In the past, the media was controlled by large companies, with news and entertainment originating by necessity from the few who had the means to distribute it. But now, individuals who go online are becoming the sources of information and entertainment as well as the recipients. This presents a challenge and an opportunity for the digital economy.

The US. Online Population
The percentage of American adults who go online is increasing, but a plateau may have been reached. According to the Pew Internet & American Life Project surveys, the percentage of US adults who ever go online reached about 73 percent in April 2006. This represents an increase of only 10 percentage points since April 2002, making for a much slower yearly growth rate than during the 1995-2002 period, when the percent of US adults who go online increased from about 15 percent to roughly 60 percent.23


The Worldwide Online Population
According to the Computer Industry Almanac, the total number of worldwide Internet users passed one billion in 2005 and is estimated to reach two billion by 2011. In spite of the slowdown in the growth rate of new American Internet users, there is no global plateau yet in sight. Since the number of worldwide Internet users was 420 million in 2000, this means that the number of users has been doubling and is expected to continue doubling roughly every five years in the first decade of the 21st century.
- Most of the growth in Internet users comes from developing countries; the markets in the United States, Europe, Japan, and Australia are much closer to being saturated and thus tend to have slower rates of increase.

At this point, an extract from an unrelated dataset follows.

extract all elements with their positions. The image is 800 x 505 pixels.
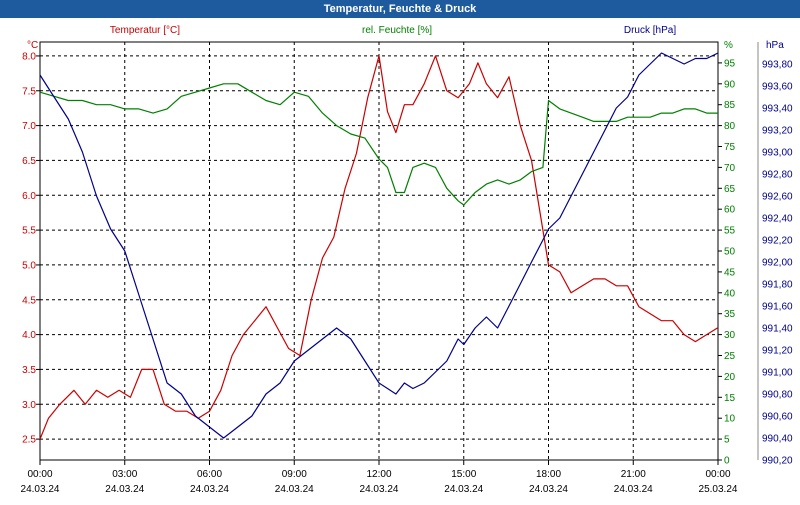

- The variable ’total Internet users‘ can be regarded as dealing with the ’width‘ of
Internet usage, but it doesn’t give as much information about the extent to which those individuals are using the Internet—the 'depth' of Internet usage. Ranking countries by average monthly hours spent online, per unique user, gives a very different picture. comScore estimated that, excluding traffic from public computers, Israel, Finland, and South Korea rank highest, with 57.5, 49.3, and 47.2 hours, respectively. Interestingly, the US, the UK, and Japan were not in the list of top 15.
- Morgan Stanley estimated Internet penetration rates for 15 countries and found that developed countries (the US, Australia, and countries in Europe and East Asia) had penetration rates of around 40 to 70 percent, while five of the 15 countries with the most Internet users in 2004 had Internet penetration rates less than 20 percent: China (7 percent), India (4 percent), Russia (16 percent), Brazil (10 percent), and Mexico (12 percent). These five countries are likely to see their penetration rates increase faster than those of the developed world.
- The G8 countries, where about 15 percent of the world’s population resides, have almost 50 percent of the world’s total Internet users.
- The 50 countries in Africa have a total number of Internet users less than that of France, 35 which have about 25 million Internet users.
- There are about 30 countries in the world with an Internet penetration rate of less than 1 percent.